The author draws on a variety of sources, including letters and journals of, among others, citizens who had lived through the trauma of war, often blindly believing in the righteousness of der Fuhrer’s quest for world domination and the elimination of what they saw as “impure” races standing in their way. For a while, victory had seemed inevitable.
That certainty was shaken, however, in the waning months of the war. Then defeat was snatched from the jaws of victory, and German optimism crumbled to dust following the self-inflicted death of their leader.
Ullrich delivers a day-by-day, blow-by-blow account of those eight days leading up to the surrender death knell. Were it not for the horrors visited on Germany’s European neighbors, as well as on many of its own citizens, by the Nazis, one might almost feel a twinge of sympathy for the common German. Almost, but not quite. Too many of them turned blind eyes to those horrors.
When atrocities came to light, those who had been blinded by nationalism morphed into a combination of apologists and amnesiacs. “[V]ery few Germans were prepared to confront such monstrous facts and their own complicity in them. On the contrary, most reacted with emotional frigidity and a well-practiced, reflexive look away. . . .” Ullrich puts a button on it this way: “’We didn’t know!’ became the catchphrase of German denialism.”
Civil War general William T. Sherman, he of the scorching march across Georgia, famously said that “war is hell.” Volker Ullrich tells us that the end of war might equally be hell.
As the Russian army swept across eastern Germany, its troops committed their own atrocities. Whether it was revenge for what their countrymen had experienced at the hands of the German army or whether it was the inherent brutality of the Russian soldiers, the horror was the same.
Rape, murder, and plunder seemed to be the order of the day, leading to an epidemic of suicides by the German populace. In the town of Demmin, “[c]ollective panic—a kind of mass hysteria—seemed to seize the city’s population, with whole families ending their own lives.”

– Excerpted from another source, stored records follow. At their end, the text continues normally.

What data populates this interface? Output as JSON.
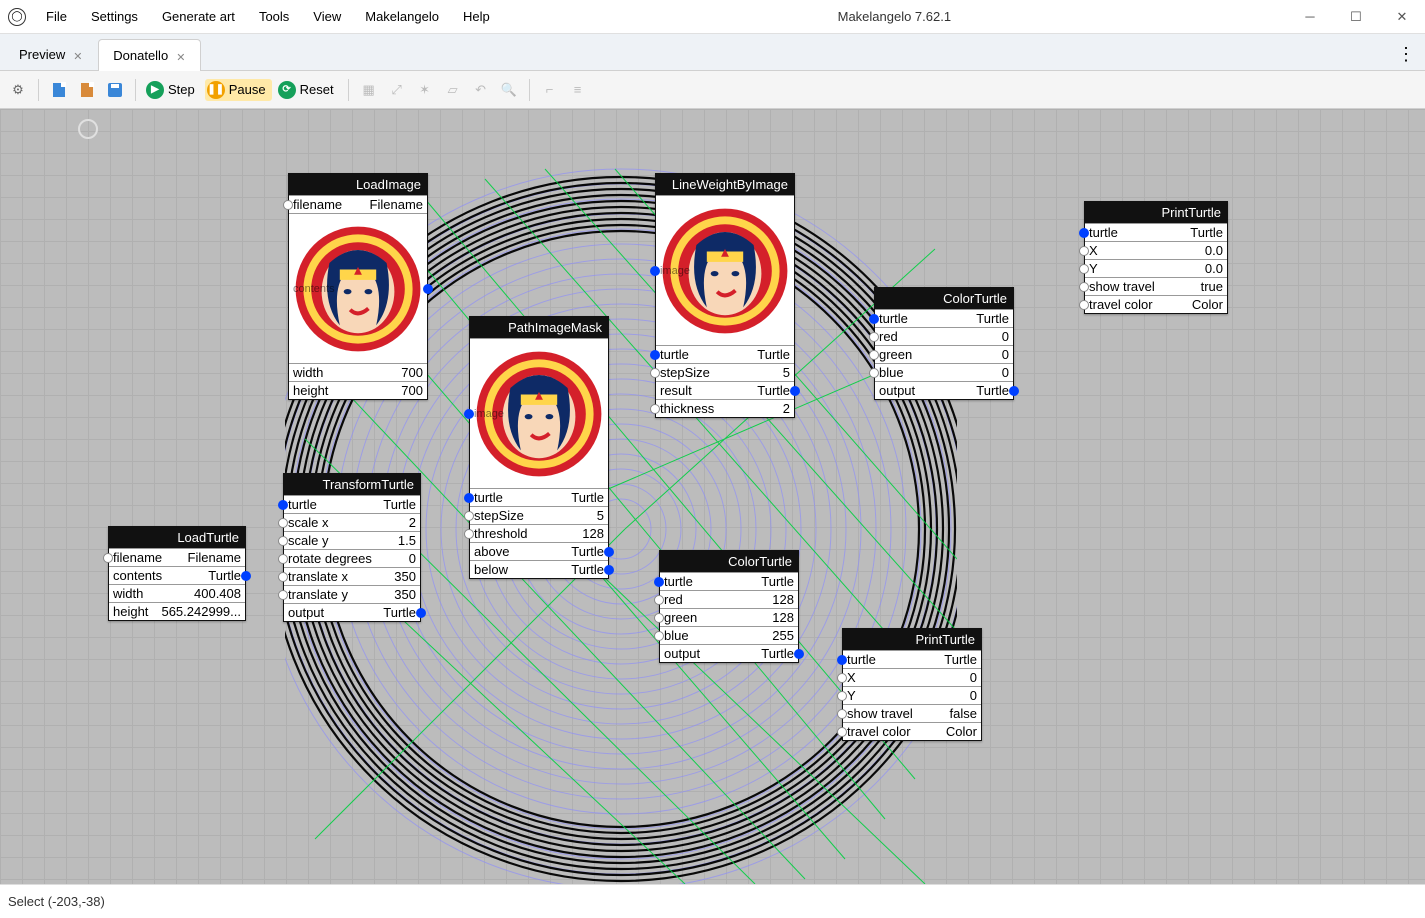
{
  "window": {
    "title": "Makelangelo 7.62.1"
  },
  "menu": [
    "File",
    "Settings",
    "Generate art",
    "Tools",
    "View",
    "Makelangelo",
    "Help"
  ],
  "tabs": [
    {
      "label": "Preview",
      "active": false
    },
    {
      "label": "Donatello",
      "active": true
    }
  ],
  "toolbar": {
    "step": "Step",
    "pause": "Pause",
    "reset": "Reset"
  },
  "status": "Select (-203,-38)",
  "nodes": {
    "loadImage": {
      "title": "LoadImage",
      "rows": [
        [
          "filename",
          "Filename"
        ],
        [
          "width",
          "700"
        ],
        [
          "height",
          "700"
        ]
      ],
      "imageLabel": "contents"
    },
    "loadTurtle": {
      "title": "LoadTurtle",
      "rows": [
        [
          "filename",
          "Filename"
        ],
        [
          "contents",
          "Turtle"
        ],
        [
          "width",
          "400.408"
        ],
        [
          "height",
          "565.242999..."
        ]
      ]
    },
    "transformTurtle": {
      "title": "TransformTurtle",
      "rows": [
        [
          "turtle",
          "Turtle"
        ],
        [
          "scale x",
          "2"
        ],
        [
          "scale y",
          "1.5"
        ],
        [
          "rotate degrees",
          "0"
        ],
        [
          "translate x",
          "350"
        ],
        [
          "translate y",
          "350"
        ],
        [
          "output",
          "Turtle"
        ]
      ]
    },
    "pathImageMask": {
      "title": "PathImageMask",
      "rows": [
        [
          "turtle",
          "Turtle"
        ],
        [
          "stepSize",
          "5"
        ],
        [
          "threshold",
          "128"
        ],
        [
          "above",
          "Turtle"
        ],
        [
          "below",
          "Turtle"
        ]
      ],
      "imageLabel": "image"
    },
    "lineWeightByImage": {
      "title": "LineWeightByImage",
      "rows": [
        [
          "turtle",
          "Turtle"
        ],
        [
          "stepSize",
          "5"
        ],
        [
          "result",
          "Turtle"
        ],
        [
          "thickness",
          "2"
        ]
      ],
      "imageLabel": "image"
    },
    "colorTurtle1": {
      "title": "ColorTurtle",
      "rows": [
        [
          "turtle",
          "Turtle"
        ],
        [
          "red",
          "0"
        ],
        [
          "green",
          "0"
        ],
        [
          "blue",
          "0"
        ],
        [
          "output",
          "Turtle"
        ]
      ]
    },
    "colorTurtle2": {
      "title": "ColorTurtle",
      "rows": [
        [
          "turtle",
          "Turtle"
        ],
        [
          "red",
          "128"
        ],
        [
          "green",
          "128"
        ],
        [
          "blue",
          "255"
        ],
        [
          "output",
          "Turtle"
        ]
      ]
    },
    "printTurtle1": {
      "title": "PrintTurtle",
      "rows": [
        [
          "turtle",
          "Turtle"
        ],
        [
          "X",
          "0.0"
        ],
        [
          "Y",
          "0.0"
        ],
        [
          "show travel",
          "true"
        ],
        [
          "travel color",
          "Color"
        ]
      ]
    },
    "printTurtle2": {
      "title": "PrintTurtle",
      "rows": [
        [
          "turtle",
          "Turtle"
        ],
        [
          "X",
          "0"
        ],
        [
          "Y",
          "0"
        ],
        [
          "show travel",
          "false"
        ],
        [
          "travel color",
          "Color"
        ]
      ]
    }
  }
}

According to various unofficial reports and records, the estimates of suicides in Demmin ranged from a low of 700 to highs of more than 1,000. According to the author, they are commemorated by a stone in the local cemetery that bears the inscription, “Suicides driven mad questioning the sense of life.” And that was just one small town.
A young German woman’s diary contained this remarkable, heartbreaking entry: “What does it mean—rape? When I said the word for the first time aloud . . . it sent shivers down my spine. Now I can think it and write it with an untrembling hand, say it out loud to get used to hearing it said. It sounds like the absolute worst, the end of everything—it’s not.”
It is sources like this diary that make Eight Days in May such a remarkable accounting of a week-plus-a-day that is often glossed over. Emotionally, it is hard to read, but true history almost always is.
Past doesn’t have to be prologue, but if we sweep unpleasant history under the rug, no one should be surprised if the lessons it teaches are not learned. On that score, Ullrich concludes, Germany serves as an example. “It is crucial to remember the extent of the devastation, material and moral, to understand . . . what an achievement it is that Germans today live in a nation defined by stability, freedom and peace.”